Configuration parameters

FieldTypeDefaultDescription
enable_voice_profile / enableVoiceProfileboolRequired. Set to true to enable Voice Profile analysis for the request or stream.
top_n / topNinteger10Number of top labels from each classification category to return.

Response structure

The voiceProfile object is returned alongside transcription and usage in both sync and streaming responses. Each category is an array of { label, confidence } objects, sorted by descending confidence. The JSON below shows the normalized response shape (camelCase throughout). Raw API payloads may use snake_case for the same fields (for example vocal_style, transcribed_audio_ms, model_id). Prefer representing one layer per example in your own docs and client code — either the raw API shape or the normalized shape — not a mix of both.

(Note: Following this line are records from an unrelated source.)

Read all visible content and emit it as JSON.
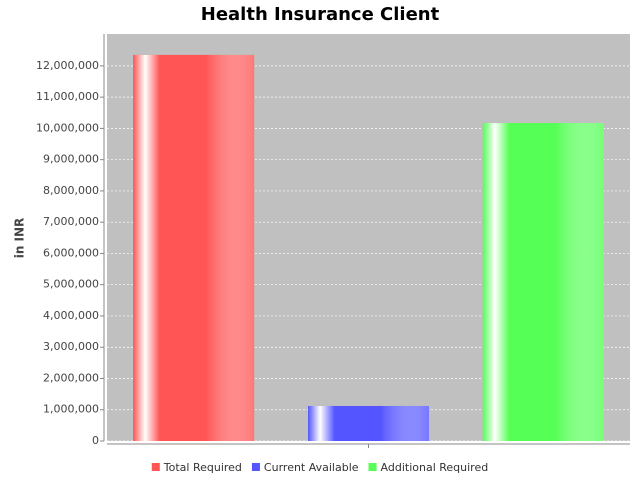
{
  "chart_data": {
    "type": "bar",
    "title": "Health Insurance Client",
    "y_label": "in INR",
    "categories": [
      null
    ],
    "series": [
      {
        "name": "Total Required",
        "color": "#ff5555",
        "values": [
          12350000
        ]
      },
      {
        "name": "Current Available",
        "color": "#5555ff",
        "values": [
          1120000
        ]
      },
      {
        "name": "Additional Required",
        "color": "#55ff55",
        "values": [
          10170000
        ]
      }
    ],
    "ylim": [
      0,
      13020000
    ],
    "yticks": [
      0,
      {
        "value": 1000000,
        "label": "1,000,000"
      },
      {
        "value": 2000000,
        "label": "2,000,000"
      },
      {
        "value": 3000000,
        "label": "3,000,000"
      },
      {
        "value": 4000000,
        "label": "4,000,000"
      },
      {
        "value": 5000000,
        "label": "5,000,000"
      },
      {
        "value": 6000000,
        "label": "6,000,000"
      },
      {
        "value": 7000000,
        "label": "7,000,000"
      },
      {
        "value": 8000000,
        "label": "8,000,000"
      },
      {
        "value": 9000000,
        "label": "9,000,000"
      },
      {
        "value": 10000000,
        "label": "10,000,000"
      },
      {
        "value": 11000000,
        "label": "11,000,000"
      },
      {
        "value": 12000000,
        "label": "12,000,000"
      }
    ],
    "grid": true,
    "legend": "bottom",
    "plot_background": "#c0c0c0"
  }
}
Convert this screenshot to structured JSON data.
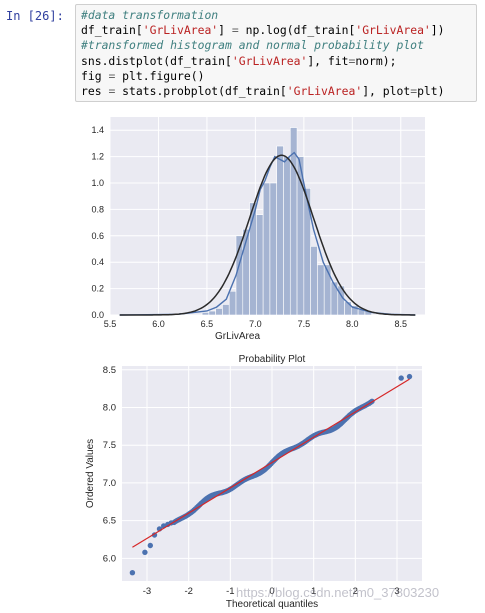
{
  "cell": {
    "prompt": "In  [26]:",
    "code_lines": [
      [
        {
          "t": "#data transformation",
          "c": "cm"
        }
      ],
      [
        {
          "t": "df_train[",
          "c": ""
        },
        {
          "t": "'GrLivArea'",
          "c": "st"
        },
        {
          "t": "] ",
          "c": ""
        },
        {
          "t": "=",
          "c": "op"
        },
        {
          "t": " np.log(df_train[",
          "c": ""
        },
        {
          "t": "'GrLivArea'",
          "c": "st"
        },
        {
          "t": "])",
          "c": ""
        }
      ],
      [
        {
          "t": "#transformed histogram and normal probability plot",
          "c": "cm"
        }
      ],
      [
        {
          "t": "sns.distplot(df_train[",
          "c": ""
        },
        {
          "t": "'GrLivArea'",
          "c": "st"
        },
        {
          "t": "], fit",
          "c": ""
        },
        {
          "t": "=",
          "c": "op"
        },
        {
          "t": "norm);",
          "c": ""
        }
      ],
      [
        {
          "t": "fig ",
          "c": ""
        },
        {
          "t": "=",
          "c": "op"
        },
        {
          "t": " plt.figure()",
          "c": ""
        }
      ],
      [
        {
          "t": "res ",
          "c": ""
        },
        {
          "t": "=",
          "c": "op"
        },
        {
          "t": " stats.probplot(df_train[",
          "c": ""
        },
        {
          "t": "'GrLivArea'",
          "c": "st"
        },
        {
          "t": "], plot",
          "c": ""
        },
        {
          "t": "=",
          "c": "op"
        },
        {
          "t": "plt)",
          "c": ""
        }
      ]
    ]
  },
  "watermark": "https://blog.csdn.net/m0_37803230",
  "colors": {
    "axes_bg": "#eaeaf2",
    "hist_fill": "#a5b4d2",
    "hist_edge": "#ffffff",
    "kde_line": "#4c72b0",
    "norm_line": "#2a2a2a",
    "point": "#4c72b0",
    "fit_line": "#d62728",
    "tick_text": "#262626"
  },
  "chart_data": [
    {
      "type": "bar",
      "title": "",
      "xlabel": "GrLivArea",
      "ylabel": "",
      "xlim": [
        5.5,
        8.75
      ],
      "ylim": [
        0,
        1.5
      ],
      "xticks": [
        "5.5",
        "6.0",
        "6.5",
        "7.0",
        "7.5",
        "8.0",
        "8.5"
      ],
      "yticks": [
        "0.0",
        "0.2",
        "0.4",
        "0.6",
        "0.8",
        "1.0",
        "1.2",
        "1.4"
      ],
      "bins": [
        {
          "x0": 6.45,
          "x1": 6.52,
          "v": 0.02
        },
        {
          "x0": 6.52,
          "x1": 6.59,
          "v": 0.03
        },
        {
          "x0": 6.59,
          "x1": 6.66,
          "v": 0.05
        },
        {
          "x0": 6.66,
          "x1": 6.73,
          "v": 0.08
        },
        {
          "x0": 6.73,
          "x1": 6.8,
          "v": 0.18
        },
        {
          "x0": 6.8,
          "x1": 6.87,
          "v": 0.6
        },
        {
          "x0": 6.87,
          "x1": 6.94,
          "v": 0.65
        },
        {
          "x0": 6.94,
          "x1": 7.01,
          "v": 0.85
        },
        {
          "x0": 7.01,
          "x1": 7.08,
          "v": 0.76
        },
        {
          "x0": 7.08,
          "x1": 7.15,
          "v": 1.0
        },
        {
          "x0": 7.15,
          "x1": 7.22,
          "v": 1.0
        },
        {
          "x0": 7.22,
          "x1": 7.29,
          "v": 1.28
        },
        {
          "x0": 7.29,
          "x1": 7.36,
          "v": 1.2
        },
        {
          "x0": 7.36,
          "x1": 7.43,
          "v": 1.42
        },
        {
          "x0": 7.43,
          "x1": 7.5,
          "v": 1.2
        },
        {
          "x0": 7.5,
          "x1": 7.57,
          "v": 0.96
        },
        {
          "x0": 7.57,
          "x1": 7.64,
          "v": 0.52
        },
        {
          "x0": 7.64,
          "x1": 7.71,
          "v": 0.38
        },
        {
          "x0": 7.71,
          "x1": 7.78,
          "v": 0.38
        },
        {
          "x0": 7.78,
          "x1": 7.85,
          "v": 0.25
        },
        {
          "x0": 7.85,
          "x1": 7.92,
          "v": 0.22
        },
        {
          "x0": 7.92,
          "x1": 7.99,
          "v": 0.1
        },
        {
          "x0": 7.99,
          "x1": 8.06,
          "v": 0.07
        },
        {
          "x0": 8.06,
          "x1": 8.13,
          "v": 0.04
        },
        {
          "x0": 8.13,
          "x1": 8.2,
          "v": 0.03
        }
      ],
      "kde_x": [
        5.6,
        6.2,
        6.5,
        6.6,
        6.7,
        6.8,
        6.9,
        7.0,
        7.05,
        7.1,
        7.15,
        7.2,
        7.25,
        7.3,
        7.35,
        7.4,
        7.45,
        7.5,
        7.55,
        7.6,
        7.7,
        7.8,
        7.9,
        8.0,
        8.2,
        8.4,
        8.65
      ],
      "kde_y": [
        0.0,
        0.005,
        0.03,
        0.06,
        0.12,
        0.3,
        0.55,
        0.8,
        0.95,
        1.02,
        1.12,
        1.2,
        1.18,
        1.16,
        1.2,
        1.23,
        1.18,
        1.0,
        0.82,
        0.65,
        0.4,
        0.25,
        0.13,
        0.06,
        0.02,
        0.005,
        0.0
      ],
      "norm_mu": 7.27,
      "norm_sigma": 0.33,
      "norm_peak": 1.21
    },
    {
      "type": "scatter",
      "title": "Probability Plot",
      "xlabel": "Theoretical quantiles",
      "ylabel": "Ordered Values",
      "xlim": [
        -3.6,
        3.6
      ],
      "ylim": [
        5.7,
        8.55
      ],
      "xticks": [
        "-3",
        "-2",
        "-1",
        "0",
        "1",
        "2",
        "3"
      ],
      "yticks": [
        "6.0",
        "6.5",
        "7.0",
        "7.5",
        "8.0",
        "8.5"
      ],
      "fit_slope": 0.335,
      "fit_intercept": 7.27,
      "outliers": [
        [
          -3.35,
          5.81
        ],
        [
          -3.05,
          6.08
        ],
        [
          -2.92,
          6.17
        ],
        [
          -2.82,
          6.31
        ],
        [
          -2.7,
          6.39
        ],
        [
          -2.6,
          6.43
        ],
        [
          -2.5,
          6.45
        ],
        [
          -2.42,
          6.47
        ],
        [
          3.1,
          8.39
        ],
        [
          3.3,
          8.41
        ]
      ]
    }
  ]
}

Example response (sync, normalized shape)

{
  "transcription": {
    "transcript": "Hey, I just wanted to check in on the delivery status.",
    "isFinal": true
  },
  "voiceProfile": {
    "age": [
      { "label": "young", "confidence": 0.78 }
    ],
    "emotion": [
      { "label": "tender", "confidence": 0.97 },
      { "label": "sad", "confidence": 0.03 }
    ],
    "pitch": [
      { "label": "medium", "confidence": 0.85 }
    ],
    "vocalStyle": [
      { "label": "whispering", "confidence": 0.97 },
      { "label": "normal", "confidence": 0.03 }
    ],
    "accent": [
      { "label": "en-US", "confidence": 0.48 }
    ]
  },
  "usage": {
    "transcribedAudioMs": 3200,
    "modelId": "inworld/inworld-stt-1"
  }
}

Response fields

FieldTypeDescription
voiceProfile.ageClassLabel[]Array of detected age categories, sorted by descending confidence.
voiceProfile.emotionClassLabel[]Array of detected emotions, sorted by descending confidence.
voiceProfile.pitchClassLabel[]Array of detected pitch levels, sorted by descending confidence. Pitch drift across a conversation can signal changes in emotional state.
voiceProfile.vocalStyleClassLabel[]Array of detected vocal styles, sorted by descending confidence.
voiceProfile.accentClassLabel[]Array of detected accents as BCP-47 locale codes, sorted by descending confidence.
Each ClassLabel object contains:
  • label (string) — The predicted class name
  • confidence (float) — Score from 0.0 to 1.0

Best practices

  • Start with the default topN (10) — This returns up to 10 labels per category, sorted by descending confidence. Lower topN if you only need the most confident predictions; raise it if you need broader signal.
  • Use emotion and vocal style together — Combining both categories gives a richer picture. A “tender” emotion with “whispering” vocal style tells a different story than “tender” with “normal” style.
  • Handle missing fields gracefully — Voice Profile fields may be absent if the model cannot make a confident classification or if the audio quality is insufficient. Always check for presence before accessing.
  • Accent is probabilistic — Accent detection returns the most likely locale, not a definitive answer. Use it as a signal rather than a hard routing decision.
  • Test with representative audio — Classification accuracy depends on audio quality, background noise, and speech duration. Test with samples that reflect your production environment.